Baucher doesn’t buy this, saying the two-year line is arbitrary.
“We are over leveraged. The IMF report is quite fascinating because it’s looking at people’s forward debt as a percent of income and it’s sort of at 150% levels. It encourages debt, which weakens the economy basically, weakens savings. Too much is invested in one asset class.”
Baucher says we should have a CGT that includes the family home, but makes gains under a certain level exempt. The US has taken this approach, providing exemptions for gains below US$250,000.
He says it’s also important to remember that if a CGT is introduced, property owners who have held properties for decades, won’t necessarily be taxed on the gain earned from the time they acquired their properties. Rather the gain would be calculated from a more recent point in time.
“What’s been a hurdle with the capital gains system is trying to separate out these inflationary gains from the non-inflationary gains and just tax the non-inflationary gains…
“CGT shouldn’t be seen as the bogeyman that it’s painted as.”
With Australia introducing a CGT in 1985, Canada in 1972 and South Africa in 2001, Baucher says: “It’s not as if a CGT is a journey into the unknown. The FIF regime is. No one else in the world has the FIF regime.”
Yet the Green Party is the only major New Zealand political party to support a CGT.
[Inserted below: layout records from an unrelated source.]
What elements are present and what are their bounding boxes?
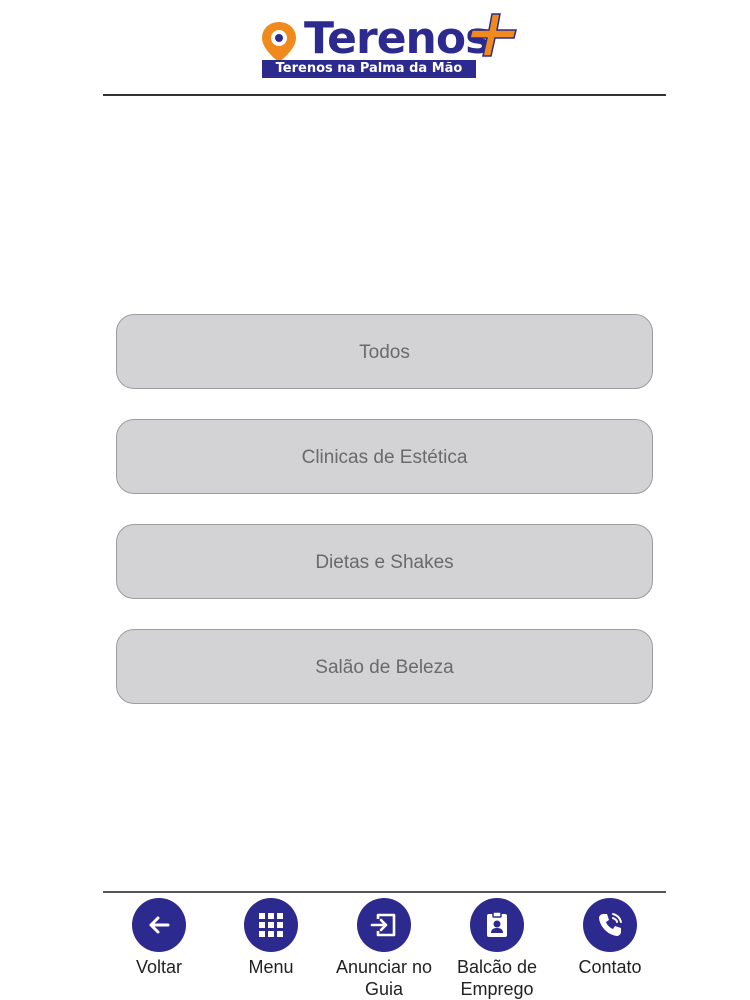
nav-menu-label: Menu <box>248 957 294 977</box>
header-divider <box>103 94 666 96</box>
badge-icon <box>487 911 507 937</box>
category-button-dietas-e-shakes[interactable]: Dietas e Shakes <box>116 524 653 599</box>
header: Terenos Terenos na Palma da Mão <box>0 0 750 96</box>
nav-voltar-button[interactable]: Voltar <box>101 898 217 978</box>
nav-balcao-label-line1: Balcão de <box>456 957 538 977</box>
nav-menu-circle <box>244 898 298 952</box>
arrow-left-icon <box>149 916 170 934</box>
footer-divider <box>103 891 666 893</box>
nav-anunciar-label-line1: Anunciar no <box>335 957 433 977</box>
nav-anunciar-circle <box>357 898 411 952</box>
category-button-todos[interactable]: Todos <box>116 314 653 389</box>
nav-balcao-label-line2: Emprego <box>460 979 534 999</box>
app-screen: Terenos Terenos na Palma da Mão Todos Cl… <box>0 0 750 1000</box>
bottom-nav: Voltar Menu Anunciar no Guia Balcão de E… <box>100 898 680 1000</box>
category-list: Todos Clinicas de Estética Dietas e Shak… <box>116 314 653 734</box>
location-pin-icon <box>262 22 296 62</box>
nav-contato-circle <box>583 898 637 952</box>
exit-to-app-icon <box>370 913 396 937</box>
nav-menu-button[interactable]: Menu <box>213 898 329 978</box>
nav-balcao-label: Balcão de Emprego <box>439 956 555 1000</box>
category-button-salao-de-beleza[interactable]: Salão de Beleza <box>116 629 653 704</box>
nav-anunciar-label-line2: Guia <box>364 979 404 999</box>
plus-icon <box>470 13 517 57</box>
nav-voltar-circle <box>132 898 186 952</box>
logo-tagline: Terenos na Palma da Mão <box>262 60 476 78</box>
grid-icon <box>259 913 283 937</box>
nav-balcao-circle <box>470 898 524 952</box>
nav-contato-label: Contato <box>578 957 642 977</box>
nav-balcao-de-emprego-button[interactable]: Balcão de Emprego <box>439 898 555 1000</box>
nav-contato-button[interactable]: Contato <box>552 898 668 978</box>
logo-wordmark: Terenos <box>304 13 491 64</box>
app-logo: Terenos Terenos na Palma da Mão <box>258 10 520 80</box>
nav-anunciar-no-guia-button[interactable]: Anunciar no Guia <box>326 898 442 1000</box>
phone-icon <box>599 913 622 936</box>
category-button-clinicas-de-estetica[interactable]: Clinicas de Estética <box>116 419 653 494</box>
nav-anunciar-label: Anunciar no Guia <box>326 956 442 1000</box>
nav-voltar-label: Voltar <box>135 957 183 977</box>
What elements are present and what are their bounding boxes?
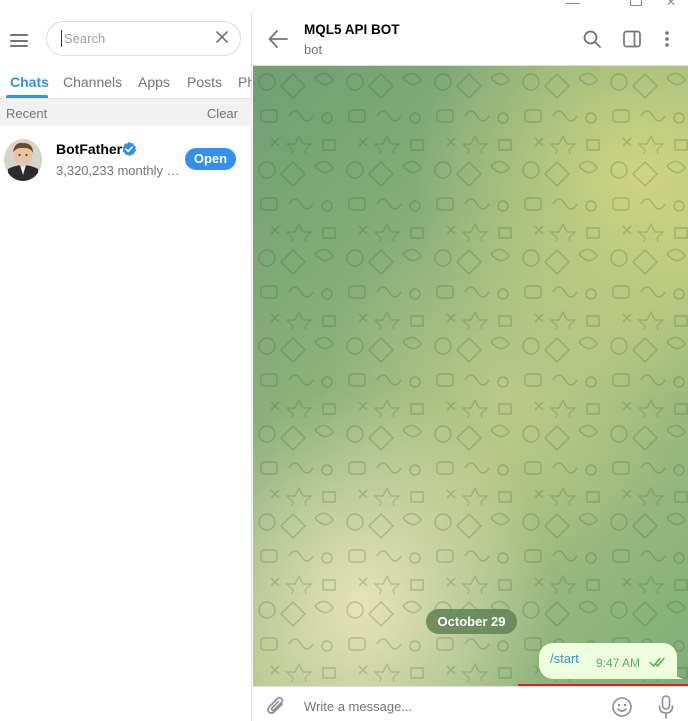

Baucher puts this down to “the same problem affecting all democracies across the world”.
“There’s a lack of engagement by the younger generation. Because this really affects the younger generations coming through. The ones who don’t hold property, don’t vote. Naturally the older property holding generations do vote... The turkeys aren’t going to vote for Christmas.
“The numbers will change. The key thing that changes everything… is that now 2.5 million people are KiwiSavers... So at some point, a politician will be able to capture that demographic.”
Broader engagement in tax policy needed
Looking beyond politics, Baucher believes New Zealand would benefit from better tax policy if our system was reformed to give a broader range of players a voice at the policymaking table.
Currently: “There’s a strong emphasis on consulting with the taxpayers and professionals... The problem is, it requires active engagement… so then it falls to the larger organisations… the big law firms, the big accounting firms to get involved. And naturally, if they’re representing their clients, it then tends to colour slightly what’s happening.”
Furthermore, he and Russell write: “Inland Revenue has extensive powers of information gathering and enforcement unrivalled by any other government agency.
“Any agency with this kind of concentration of power should be subject to significant oversight but we are doubtful this is currently happening."
Baucher would therefore like to see a taxation board formed, which would include organisations that deal with people on a day-to-day level, like Consumer NZ, the Citizens Advice Bureau, smaller accounting organisations and the Poverty Action Group.
“Tax affects everybody, but it shouldn’t be left to the tax professionals. You want wider engagement.”